Nearly 200,000 eligible residents remain on the county’s waiting list, Taylor said. While Delaware County received more doses this week, Taylor said she is “not positive” whether the boost was a result of the state quietly trying to fix an issue that the governor has denied exists, or simply of the federal and state vaccine supply increasing.

» READ MORE: Gov. Wolf adds to state’s murky messages on suburban vaccine supply with a denial, while Montco leaders say Health Dept. hasn't responded to county officials

Only four states have fully vaccinated fewer residents per capita than Pennsylvania, according to an analysis by Johns Hopkins University, though several others are hovering around the same percentage. About 9.1% of the commonwealth’s population has been fully vaccinated, slightly below the national average of 10%.

More than 2.4 million first doses of the vaccine had been administered in the state as of Tuesday, and over 1.1 million people are fully vaccinated. The pace of vaccination increased last week, and the state ranks middling for the percentage of people given at least one shot, according to trackers from the New York Times and the Washington Post.

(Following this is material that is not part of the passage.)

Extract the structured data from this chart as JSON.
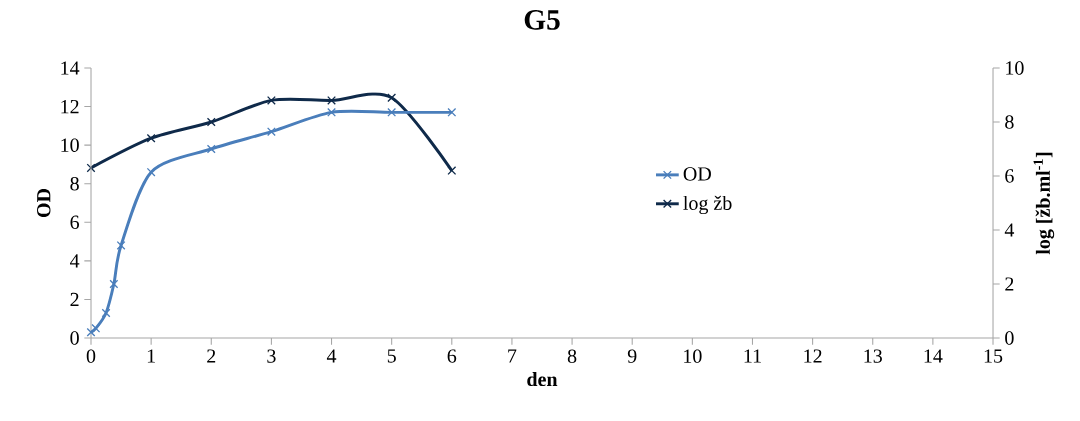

“If you want me to acknowledge that we need to do a better job, I’m there. We need to do a better job,” Wolf told reporters.

Farry said the week’s issues had eroded the public’s confidence in the vaccine rollout.

“We should be focused on making it better moving forward, and I kind of feel like we’re in a tug-of-war of who’s right and who’s wrong,” Farry said. “To me, just give us the information and get the shots in people’s arms.”

Staff writer Rob Tornoe contributed to this article.